Ellsberg: "We'll let go of Iraq after we let go of New Jersey"

Right pissed.

Yet Bush is now talking about drawing down troops.
Nixon was doing what Bush is doing now: He was using the word, “withdrawal,” “I’m withdrawing.” Meaning, really, “I’m reducing.” We haven’t done much reduction yet in Iraq, but I do expect some reduction to happen.
Bush’s strategy, I’m sure, will be to fool people to say yes, we’re on our way out, we’re going down and everybody wants to think we’re going down to zero when he doesn’t have that in mind any more than Nixon had it in mind in 1969 or 1970. Nixon had no thought of going down to zero. A combination of events brought him to that, finally, by 1973. But it was against his will and it was against his expectations.
Well, I don’t think Bush has any idea that we’ll ever be out of those bases and he would regard that as a total failure, a failure he does not intend or expect to preside over. And I’ll go further: I don’t expect him to either. I don’t expect his successor to do it.
I’m working. I’m hoping that among other things we’ll get out of Iraq, but I don’t have much confidence. I think there’s a chance or I wouldn’t be doing what I’m doing. I want to enlarge that chance, and I think enlarging that chance can be done. But I admit I think it’s much less than an even chance. The odds are, I think we will one way or another hang onto the bases in that oil-rich country indefinitely, for a very long time. We’ll let go of New Jersey before we let go of Iraq. Because the oil’s pretty exhausted in New Jersey.
What is happening in Iraq is very like Vietnam, with the difference of the oil there and the strategic location and relation to Israel.

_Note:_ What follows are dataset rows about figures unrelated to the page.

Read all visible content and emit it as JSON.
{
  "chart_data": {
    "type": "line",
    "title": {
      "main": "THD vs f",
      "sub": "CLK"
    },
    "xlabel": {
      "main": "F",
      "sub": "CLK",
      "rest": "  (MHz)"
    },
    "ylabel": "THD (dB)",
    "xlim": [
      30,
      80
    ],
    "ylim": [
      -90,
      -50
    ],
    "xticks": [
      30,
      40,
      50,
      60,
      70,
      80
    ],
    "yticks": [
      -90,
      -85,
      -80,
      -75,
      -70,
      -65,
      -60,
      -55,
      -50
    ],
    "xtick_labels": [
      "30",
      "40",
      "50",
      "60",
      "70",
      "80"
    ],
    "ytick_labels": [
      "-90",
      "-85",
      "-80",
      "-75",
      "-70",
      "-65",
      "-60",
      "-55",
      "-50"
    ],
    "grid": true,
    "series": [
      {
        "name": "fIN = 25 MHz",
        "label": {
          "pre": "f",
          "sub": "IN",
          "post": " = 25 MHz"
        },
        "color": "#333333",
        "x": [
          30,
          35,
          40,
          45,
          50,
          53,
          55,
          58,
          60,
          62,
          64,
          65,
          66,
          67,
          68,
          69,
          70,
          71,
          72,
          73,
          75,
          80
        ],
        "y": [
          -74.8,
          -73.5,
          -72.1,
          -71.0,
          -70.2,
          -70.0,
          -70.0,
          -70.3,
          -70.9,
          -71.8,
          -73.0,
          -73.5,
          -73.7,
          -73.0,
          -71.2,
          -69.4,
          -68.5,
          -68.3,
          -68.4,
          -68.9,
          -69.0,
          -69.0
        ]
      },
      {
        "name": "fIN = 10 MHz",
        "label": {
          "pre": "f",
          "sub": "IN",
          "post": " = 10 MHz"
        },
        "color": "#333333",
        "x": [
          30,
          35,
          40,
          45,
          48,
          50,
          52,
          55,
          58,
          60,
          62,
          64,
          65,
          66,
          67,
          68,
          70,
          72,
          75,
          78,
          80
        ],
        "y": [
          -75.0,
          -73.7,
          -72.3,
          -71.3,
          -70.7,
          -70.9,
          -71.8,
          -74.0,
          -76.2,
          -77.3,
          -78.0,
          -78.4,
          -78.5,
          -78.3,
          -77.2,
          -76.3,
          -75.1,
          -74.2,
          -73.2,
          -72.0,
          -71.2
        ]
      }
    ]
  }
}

The other 4 parts of the interview linked at the bottom of the article are pretty cool.

Edit: gangbusters quote from the first part:

I never really published it. It didn’t come out because it was years later. I certainly didn’t bring it out. The prosecutor in the Pentagon Papers case had suspected that I had been the source of the 206,000, so they tried to introduce that into the case after my indictment and we were able to move to keep it out. Then it disappeared again because it wasn’t in the indictment.

I would say my leaks in March 1968 had more effect than the Pentagon Papers did have on policy. I know that sounds peculiar, but the 1968 leaks were not only timely but they actually were very effective in the context of the 206,000. In combination with that, it was the big turning point.

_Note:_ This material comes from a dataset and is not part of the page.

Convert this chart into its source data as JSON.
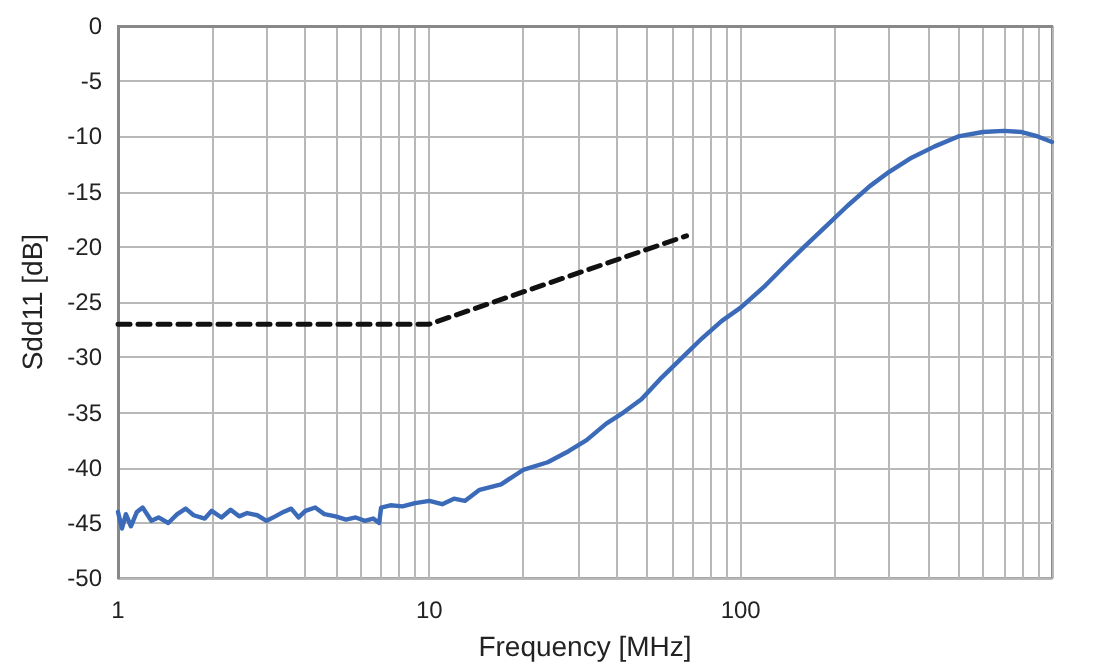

That 206,000 would have meant calling up the reserves. That would be the equivalent now of putting in the draft, meaning you now have unlimited troops to work with. In those days, we had done everything we could up to 550,000 without the reserves. If you’d called up the reserves, you could now send several hundred thousand more over.

If we’d sent those troops, we would have invaded North Vietnam, that’s what Westmoreland wanted to do. And if you’d invaded North Vietnam, you’d be next to China. And the upshot of that would almost certainly have been Chinese intervention and war with China. So all that was at stake.

In March of 1968 I was facing within weeks a decision that I understood, that I knew was a mistake, that might result in the use of nuclear weapons at Khe Sanh and the open-ended extension of the war which would lead to nuclear war with China. For that, I was ready to go to prison.